When I was a child my Nana (grandmother) used to take me to the Rock Room in the Australian Museum. We would walk around the narrow mezzanine that overlooked the skeleton of the man on the rearing horse in the Bone Room below, past the glass cabinets filled with hundreds of mineral samples, crystals and gems from around the country until we reached the display of replicas of gold nuggets. Nana would ignore the Welcome Stranger and Hand of Faith and point to a misshapen lump of painted gold plaster: “My grandfather found that!” She would tell me proudly. All I could think about was ice cream.
More than three decades later I found myself in the offices of Geoscience Australia in Canberra with an hour to spare. The family legend of the gold nugget came into my mind. The receptionist directed me to the library but I had scant details. I couldn’t remember the name of the nugget or the men who had found it. Despite this, within 5 minutes, the librarians helped me identify them and their find.
The Viscount Canterbury was unearthed at German Fields in Rheola on May 31st 1870 by Mssrs S Schlossman and J Davis. It weighed 1115oz. According to the 1930 Geological Survey of Victoria, the Viscount Canterbury was the 9th largest nugget found on the Victorian Goldfields.
Armed with this information I launched into my genealogical research, and eventually traced the amazing life story of my 3 times great grandfather Solomon Schlossman from his birth in Jaroslaw, Galicia around 1822 to his death in Coolgardie, Western Australia, in 1895. He migrated to England in 1846, collecting a wife, Harriet Moses (b ~1822, Witkowo, Posen) on the way. The growing family – his two daughters were born in England – is recorded in the 1851 and 1861 UK Census.
In the mid-1860s the family migrate to Victoria, where his older daughter, Caroline (b. ~1846), married John Davis (b. ~1845 Gollub, Prussia; he also appears in the 1861 UK Census), in 1867. They all moved to Sandhurst (now Bendigo), John and Solomon strike gold, buy a pub and are active in the Jewish community. They are recorded in the donor list to build the first synagogue in Sandhurst.

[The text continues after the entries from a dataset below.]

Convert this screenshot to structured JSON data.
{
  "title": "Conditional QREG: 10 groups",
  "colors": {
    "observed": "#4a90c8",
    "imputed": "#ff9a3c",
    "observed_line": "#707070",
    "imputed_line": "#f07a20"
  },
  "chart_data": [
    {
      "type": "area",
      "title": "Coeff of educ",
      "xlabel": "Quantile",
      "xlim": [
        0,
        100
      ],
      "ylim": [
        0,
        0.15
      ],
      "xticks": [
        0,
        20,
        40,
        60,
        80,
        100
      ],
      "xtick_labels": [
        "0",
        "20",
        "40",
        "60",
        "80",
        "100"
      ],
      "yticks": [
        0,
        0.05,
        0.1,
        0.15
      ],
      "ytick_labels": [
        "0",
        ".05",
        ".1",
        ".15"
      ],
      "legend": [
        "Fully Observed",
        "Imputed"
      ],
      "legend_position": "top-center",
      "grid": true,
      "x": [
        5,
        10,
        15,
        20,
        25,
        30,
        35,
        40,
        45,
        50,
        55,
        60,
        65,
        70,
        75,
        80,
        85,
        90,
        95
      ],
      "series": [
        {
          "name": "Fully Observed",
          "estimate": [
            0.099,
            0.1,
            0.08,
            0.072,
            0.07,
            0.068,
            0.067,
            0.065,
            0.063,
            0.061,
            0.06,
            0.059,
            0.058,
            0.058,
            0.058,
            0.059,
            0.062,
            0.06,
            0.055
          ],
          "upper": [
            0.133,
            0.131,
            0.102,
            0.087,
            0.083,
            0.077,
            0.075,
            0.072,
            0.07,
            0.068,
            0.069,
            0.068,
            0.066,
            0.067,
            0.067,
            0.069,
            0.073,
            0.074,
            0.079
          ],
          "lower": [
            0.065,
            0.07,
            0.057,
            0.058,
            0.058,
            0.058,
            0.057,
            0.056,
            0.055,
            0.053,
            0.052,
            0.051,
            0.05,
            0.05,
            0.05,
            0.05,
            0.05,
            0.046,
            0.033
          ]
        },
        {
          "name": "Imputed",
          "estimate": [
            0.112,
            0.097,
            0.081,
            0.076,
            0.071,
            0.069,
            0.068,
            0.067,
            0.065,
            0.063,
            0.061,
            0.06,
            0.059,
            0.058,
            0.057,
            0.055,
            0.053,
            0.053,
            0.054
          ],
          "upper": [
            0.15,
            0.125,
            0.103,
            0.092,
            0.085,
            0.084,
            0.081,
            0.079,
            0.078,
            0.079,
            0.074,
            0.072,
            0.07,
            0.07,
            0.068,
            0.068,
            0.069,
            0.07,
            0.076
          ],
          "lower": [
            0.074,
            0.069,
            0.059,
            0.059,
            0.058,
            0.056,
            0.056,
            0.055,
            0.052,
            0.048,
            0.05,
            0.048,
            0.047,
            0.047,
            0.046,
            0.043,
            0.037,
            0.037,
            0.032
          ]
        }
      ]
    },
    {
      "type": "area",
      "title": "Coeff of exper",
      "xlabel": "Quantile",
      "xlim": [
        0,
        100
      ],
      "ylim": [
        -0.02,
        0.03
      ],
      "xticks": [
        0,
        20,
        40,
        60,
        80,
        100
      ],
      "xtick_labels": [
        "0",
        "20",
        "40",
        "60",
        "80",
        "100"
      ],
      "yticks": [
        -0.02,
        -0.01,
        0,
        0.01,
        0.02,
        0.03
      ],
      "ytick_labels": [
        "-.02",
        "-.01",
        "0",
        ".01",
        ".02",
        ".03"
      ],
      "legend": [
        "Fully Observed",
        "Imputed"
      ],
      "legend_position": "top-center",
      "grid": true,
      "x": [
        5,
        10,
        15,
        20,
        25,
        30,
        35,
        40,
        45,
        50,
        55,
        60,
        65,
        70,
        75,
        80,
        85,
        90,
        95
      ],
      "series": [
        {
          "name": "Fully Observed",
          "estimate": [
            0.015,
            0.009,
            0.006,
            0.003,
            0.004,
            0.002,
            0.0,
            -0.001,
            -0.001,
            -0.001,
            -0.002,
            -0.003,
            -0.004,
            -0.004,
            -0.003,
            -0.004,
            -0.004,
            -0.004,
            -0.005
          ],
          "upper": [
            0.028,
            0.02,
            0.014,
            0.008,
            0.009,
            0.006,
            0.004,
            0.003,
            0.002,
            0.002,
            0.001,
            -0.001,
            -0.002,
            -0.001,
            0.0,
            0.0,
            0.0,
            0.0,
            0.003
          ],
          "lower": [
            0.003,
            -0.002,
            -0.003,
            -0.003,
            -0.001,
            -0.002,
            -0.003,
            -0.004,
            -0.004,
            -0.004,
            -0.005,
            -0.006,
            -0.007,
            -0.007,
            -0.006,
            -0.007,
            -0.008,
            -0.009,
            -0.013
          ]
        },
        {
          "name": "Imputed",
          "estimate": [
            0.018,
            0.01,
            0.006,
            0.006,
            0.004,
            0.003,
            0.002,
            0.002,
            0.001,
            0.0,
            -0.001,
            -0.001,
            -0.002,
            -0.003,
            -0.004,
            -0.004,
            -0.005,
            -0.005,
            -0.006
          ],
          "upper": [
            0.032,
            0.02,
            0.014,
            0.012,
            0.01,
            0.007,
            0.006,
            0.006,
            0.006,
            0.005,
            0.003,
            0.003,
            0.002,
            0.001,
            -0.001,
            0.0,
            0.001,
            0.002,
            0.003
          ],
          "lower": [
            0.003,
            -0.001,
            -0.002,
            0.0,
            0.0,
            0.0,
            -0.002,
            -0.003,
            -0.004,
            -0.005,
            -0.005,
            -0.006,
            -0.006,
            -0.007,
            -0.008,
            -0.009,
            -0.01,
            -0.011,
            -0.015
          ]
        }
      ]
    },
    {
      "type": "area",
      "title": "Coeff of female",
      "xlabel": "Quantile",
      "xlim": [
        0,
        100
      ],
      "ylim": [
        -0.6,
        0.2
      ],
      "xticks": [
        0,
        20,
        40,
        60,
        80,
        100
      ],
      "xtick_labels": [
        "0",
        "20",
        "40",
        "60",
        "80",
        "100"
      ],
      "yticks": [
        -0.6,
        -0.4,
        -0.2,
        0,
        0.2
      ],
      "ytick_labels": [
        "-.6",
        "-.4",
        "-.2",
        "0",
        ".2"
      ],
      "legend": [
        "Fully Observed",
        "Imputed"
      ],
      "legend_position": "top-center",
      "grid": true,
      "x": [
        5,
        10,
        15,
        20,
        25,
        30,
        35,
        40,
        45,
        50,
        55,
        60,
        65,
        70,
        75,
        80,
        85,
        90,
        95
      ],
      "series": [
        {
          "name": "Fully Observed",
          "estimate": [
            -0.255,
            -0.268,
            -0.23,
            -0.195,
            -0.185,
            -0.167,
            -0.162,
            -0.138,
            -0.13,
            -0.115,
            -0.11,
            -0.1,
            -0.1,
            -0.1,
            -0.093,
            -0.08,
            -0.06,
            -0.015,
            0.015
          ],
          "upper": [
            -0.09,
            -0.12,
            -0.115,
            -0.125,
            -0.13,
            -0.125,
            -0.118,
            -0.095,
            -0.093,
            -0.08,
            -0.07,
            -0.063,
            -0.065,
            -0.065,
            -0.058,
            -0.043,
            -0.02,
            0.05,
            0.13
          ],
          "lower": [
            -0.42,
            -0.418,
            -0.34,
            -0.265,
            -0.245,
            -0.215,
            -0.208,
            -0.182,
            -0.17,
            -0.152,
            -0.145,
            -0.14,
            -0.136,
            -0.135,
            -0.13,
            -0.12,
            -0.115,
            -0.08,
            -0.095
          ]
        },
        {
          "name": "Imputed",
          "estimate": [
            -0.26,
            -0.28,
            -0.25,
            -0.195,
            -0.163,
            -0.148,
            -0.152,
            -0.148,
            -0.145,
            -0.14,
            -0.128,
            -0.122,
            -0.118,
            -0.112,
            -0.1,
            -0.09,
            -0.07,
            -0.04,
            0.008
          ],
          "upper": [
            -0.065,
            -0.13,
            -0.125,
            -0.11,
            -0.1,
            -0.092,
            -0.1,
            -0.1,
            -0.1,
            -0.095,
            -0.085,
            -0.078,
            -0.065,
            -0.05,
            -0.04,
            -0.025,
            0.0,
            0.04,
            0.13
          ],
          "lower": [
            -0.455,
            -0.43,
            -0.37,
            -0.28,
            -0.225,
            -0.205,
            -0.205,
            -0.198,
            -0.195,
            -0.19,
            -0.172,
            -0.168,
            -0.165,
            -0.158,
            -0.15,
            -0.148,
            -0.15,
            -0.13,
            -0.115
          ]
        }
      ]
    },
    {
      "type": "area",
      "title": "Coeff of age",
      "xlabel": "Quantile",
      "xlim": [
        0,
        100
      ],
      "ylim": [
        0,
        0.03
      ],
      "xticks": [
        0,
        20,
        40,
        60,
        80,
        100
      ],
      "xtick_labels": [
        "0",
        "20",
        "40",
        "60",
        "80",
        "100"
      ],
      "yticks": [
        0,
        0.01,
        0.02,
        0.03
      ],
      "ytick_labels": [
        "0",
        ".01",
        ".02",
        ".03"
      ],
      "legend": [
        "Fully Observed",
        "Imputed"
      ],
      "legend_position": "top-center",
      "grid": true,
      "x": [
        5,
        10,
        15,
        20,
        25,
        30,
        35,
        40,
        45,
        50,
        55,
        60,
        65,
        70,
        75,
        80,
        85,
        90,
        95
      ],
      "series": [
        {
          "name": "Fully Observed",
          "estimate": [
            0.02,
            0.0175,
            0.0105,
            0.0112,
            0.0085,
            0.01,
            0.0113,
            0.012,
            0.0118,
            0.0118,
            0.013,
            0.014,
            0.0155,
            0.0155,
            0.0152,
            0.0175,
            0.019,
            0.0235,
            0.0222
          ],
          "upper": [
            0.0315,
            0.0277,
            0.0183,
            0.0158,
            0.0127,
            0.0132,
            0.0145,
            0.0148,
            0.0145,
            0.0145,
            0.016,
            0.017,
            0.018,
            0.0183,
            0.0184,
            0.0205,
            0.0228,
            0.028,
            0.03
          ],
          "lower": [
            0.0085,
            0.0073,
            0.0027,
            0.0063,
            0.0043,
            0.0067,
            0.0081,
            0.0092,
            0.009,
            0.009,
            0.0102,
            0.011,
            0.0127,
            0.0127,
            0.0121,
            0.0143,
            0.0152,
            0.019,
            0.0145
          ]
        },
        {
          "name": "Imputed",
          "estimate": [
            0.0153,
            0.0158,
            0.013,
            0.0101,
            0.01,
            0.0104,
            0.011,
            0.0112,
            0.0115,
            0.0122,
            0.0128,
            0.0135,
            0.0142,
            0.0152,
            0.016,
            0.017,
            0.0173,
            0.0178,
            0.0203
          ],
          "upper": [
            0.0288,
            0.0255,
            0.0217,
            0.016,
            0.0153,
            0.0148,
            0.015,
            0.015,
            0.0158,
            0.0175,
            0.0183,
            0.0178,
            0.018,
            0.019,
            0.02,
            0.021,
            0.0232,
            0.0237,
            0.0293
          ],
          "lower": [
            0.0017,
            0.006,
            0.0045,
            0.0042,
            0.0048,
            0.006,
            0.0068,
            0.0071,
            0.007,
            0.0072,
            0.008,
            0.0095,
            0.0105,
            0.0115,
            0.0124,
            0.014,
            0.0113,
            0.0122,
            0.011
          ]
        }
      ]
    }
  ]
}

John and Caroline eventually relocated to the thriving port town of Echuca, on the NSW/ Victoria border. Solomon, who remained in Sandhurst, continued working as a publican and invested in more gold ventures. He was declared bankrupt within the decade. Solomon returned to Melbourne to run another pub, and then one in Balranald, Western NSW, before relocating to Sydney where, after another stint as a publican, he starts a Kosher butchery with John, who has moved from Echuca to Sydney with his growing family.
When both Solomon’s wife, Harriet, and son-in-law John die within a few months of each other, a heartbroken Solomon married his wife’s sister, Rachel Chaya Moses (b. 1828 Witkowo, Posen), sold the butcher shop and relocated to Coolgardie in Western Australia, where another gold rush was in full swing. Living with his younger daughter, Pauline (b. 1854, London) and her second husband, Solomon passes away in 1895, aged in his early 70s. A newspaper report in The Western Australian Goldfields Courier on April 13 1895, vividly describes his funeral, which had both Jewish and Masonic rights.
Since first uncovering the details of the Viscount Canterbury I have traced the main branches of my tree to Poland, Prussia, Galicia, Ukraine, Lithuania, Latvia and Egypt. These are stories of triumph and tragedy, voluntary and forced displacement, entrepreneurial success and bitter business failure. These characters have come alive as I have uncovered their stories, put faces to names with exquisite old photographs and understood the circumstances that precipitated life-changing decisions.
The lesson I have learned from this ongoing, never completed mission is that no one has a boring family. No matter how banal you may think your family background is, there is always a tale to tell.

Solomon Schlossman, circa 1870s 
A handpainted photograph commemorating the discovery of the Viscount Canterbury Nugget. Left: John Davis; Right: Solomon Schlossman. Held in the Mitchel Library Special Collection SLNSW. 
A replica of the Viscount Canterbury Nugget discovered by Mssrs Schlossman & Davis on May 31sy 1870, at Berlin Fields, Rheola.